I liked being around him because he was arguably the funniest person I know. I love to laugh and make people laugh too, but Swanny was the master.
He was like a skinny Chris Farley.
Nothing was off limits.
His humor was often loud, self-deprecating and goofy.
Some of it was shock-value slapstick humor, like throwing gum on the bare ground, stepping on it, and popping it back in his mouth.

He could also imitate voices and would do this one name, “Wooooooooooniiieeee Geeeeeeeeeeeeeeeeeeeeeeeeeeeee,” and would hold the last “eee” until he literally turned red. It would be a minute after he started, literally!
Sometimes, to elevate the schtick, he would take the “Geeeeeeeeeeeeeeeee” part up about four octaves in a falsetto that would leave Prince salivating.
His interaction with his parents, sometimes as I waited for him to change from a sports uniform to street clothes, sometimes in front of his mom in the kitchen, was equally funny. They played off each other, with his mom seemingly disgusted, but not really.
He was also a really good athlete. The type of guy I like to play with. Somebody who hates to lose.

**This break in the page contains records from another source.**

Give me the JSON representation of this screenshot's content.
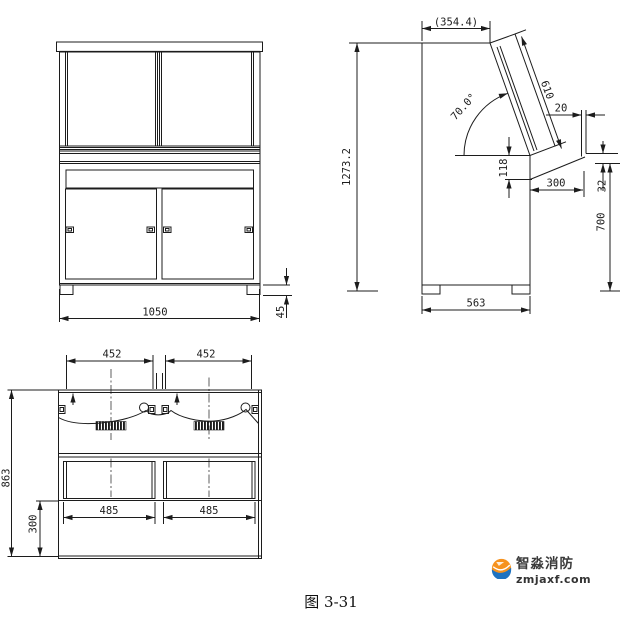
{
  "colors": {
    "line": "#1c1c1c",
    "logo_orange": "#f6921e",
    "logo_blue": "#1e72c0",
    "logo_text": "#3a3a3a"
  },
  "logo": {
    "name": "智淼消防",
    "domain": "zmjaxf.com"
  },
  "caption": "图 3-31",
  "views": {
    "front": {
      "dims": {
        "width": "1050",
        "foot_height": "45"
      }
    },
    "side": {
      "dims": {
        "top_depth": "(354.4)",
        "total_height": "1273.2",
        "panel_length": "610",
        "panel_angle": "70.0°",
        "lip_thickness": "20",
        "desk_drop": "118",
        "desk_depth": "300",
        "front_edge_drop": "32",
        "desk_height": "700",
        "base_depth": "563"
      }
    },
    "rear": {
      "dims": {
        "left_door_width": "452",
        "right_door_width": "452",
        "total_height": "863",
        "plinth_height": "300",
        "left_bay_width": "485",
        "right_bay_width": "485"
      }
    }
  }
}
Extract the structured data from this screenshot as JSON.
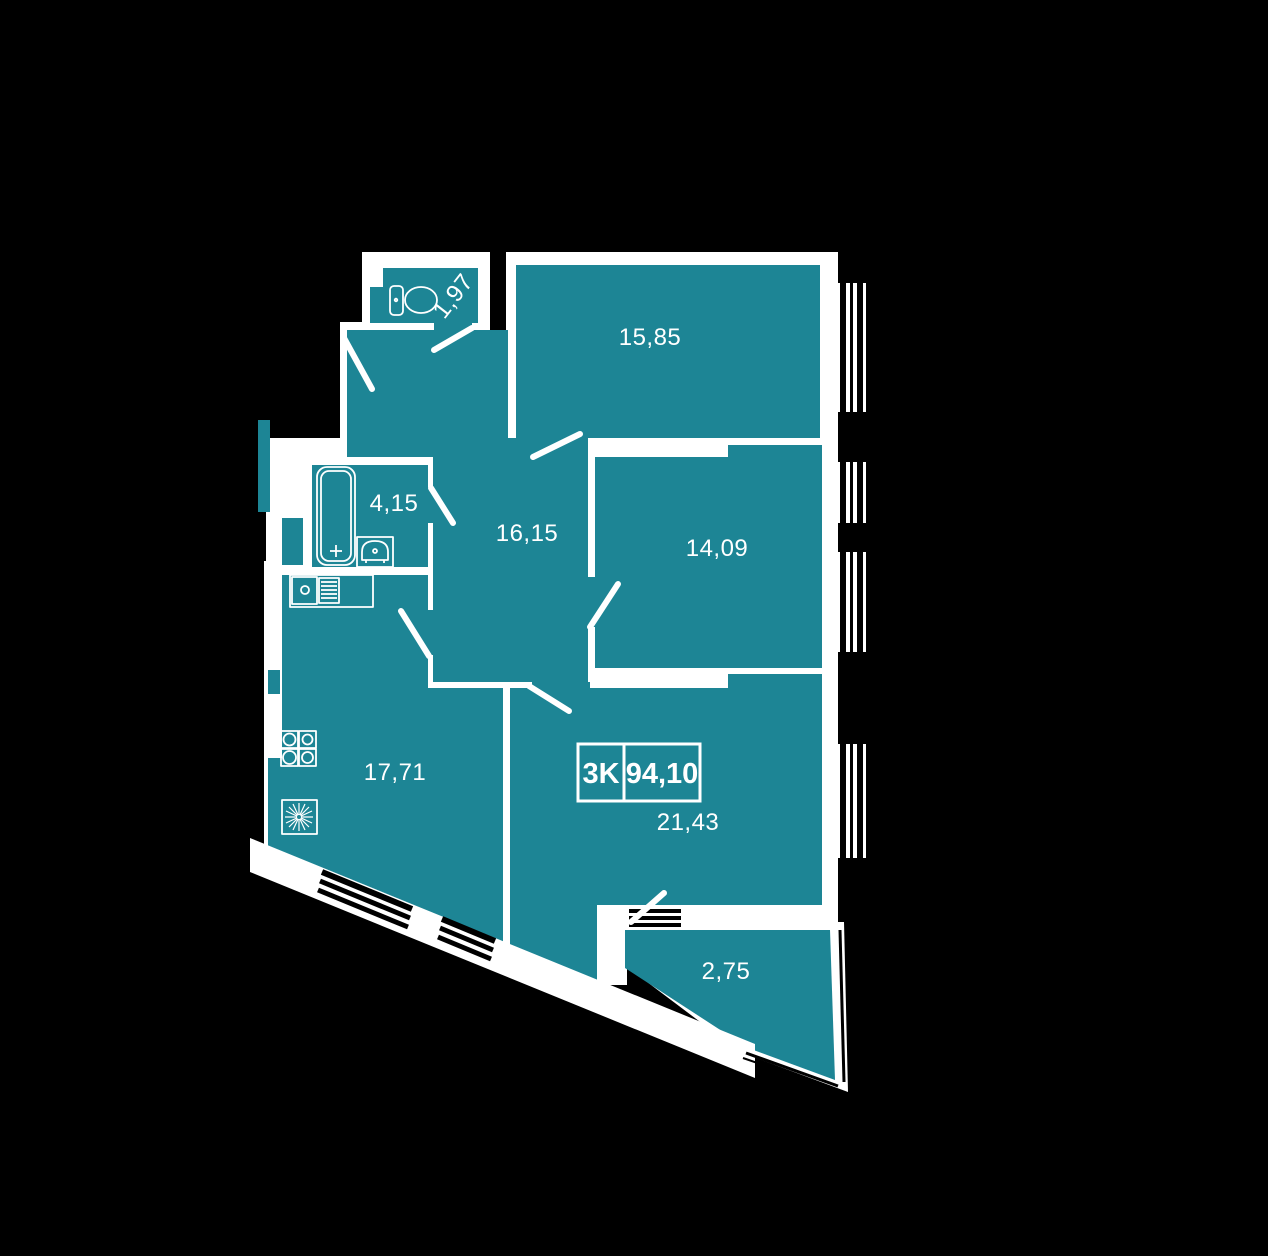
{
  "plan": {
    "title": "apartment-floor-plan",
    "unit_badge": {
      "rooms_label": "3K",
      "area_label": "94,10"
    },
    "rooms": [
      {
        "id": "wc",
        "area": "1,97"
      },
      {
        "id": "bedroom-1",
        "area": "15,85"
      },
      {
        "id": "bathroom",
        "area": "4,15"
      },
      {
        "id": "hallway",
        "area": "16,15"
      },
      {
        "id": "bedroom-2",
        "area": "14,09"
      },
      {
        "id": "kitchen",
        "area": "17,71"
      },
      {
        "id": "living-room",
        "area": "21,43"
      },
      {
        "id": "balcony",
        "area": "2,75"
      }
    ],
    "colors": {
      "background": "#000000",
      "room_fill": "#1d8595",
      "walls": "#ffffff",
      "text": "#ffffff"
    }
  }
}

I’ve heard legendary stories about him as a younger kids smashing his plastic baseball helmets when he made outs in kickball or tennis ball baseball games, only to return a day later with a taped-up version.
I grew up in a different town and went to a different grade school, so I missed those games but loved hearing stories of his youth.
I’m not sure why I didn’t seek Mark out more after high school. I went to college. He went to work. We then both got married, went to each other’s weddings, had kids and before I knew it, decades had gone by.

We did reconnect in 2015 for our 30th high school reunion, and it’s so cliché, but it literally was like we had been in the Ram Charger the day before. There were cornhole battles, a dunk-off on a much shorter than 10-foot basketball hoop, beers, food and deep belly laughs.
I didn’t want it to end.
Classmate Paul Lasky snapped a lot of shots that day and got one great one of Swanny and I howling. He posted it after news that Mark had passed, and the flood of thoughts came as a result.
As I write this, I’m planning to head up to his wake on Friday night after work.
I hate wakes. I find them almost torturous both to be in the line of family members and to go through it paying respects. I’ve done both.
But I can’t attend his Saturday service, and I like and respect his family too much to not show up for them – and for him – for what it’s worth.
I’m feeling bad that I didn’t reach out sooner. He’s the first of my same-aged good friends to pass and I’m feeling bad that the last time I chatted with him was at that reunion – nine years ago.
But thinking about it a little more, the last vision I have of him was like that picture Paul took of us howling.
Which is exactly like I remember him from high school.
And maybe that’s ok.
RIP little buddy. And I have no doubt at all that wherever you are, people are laughing.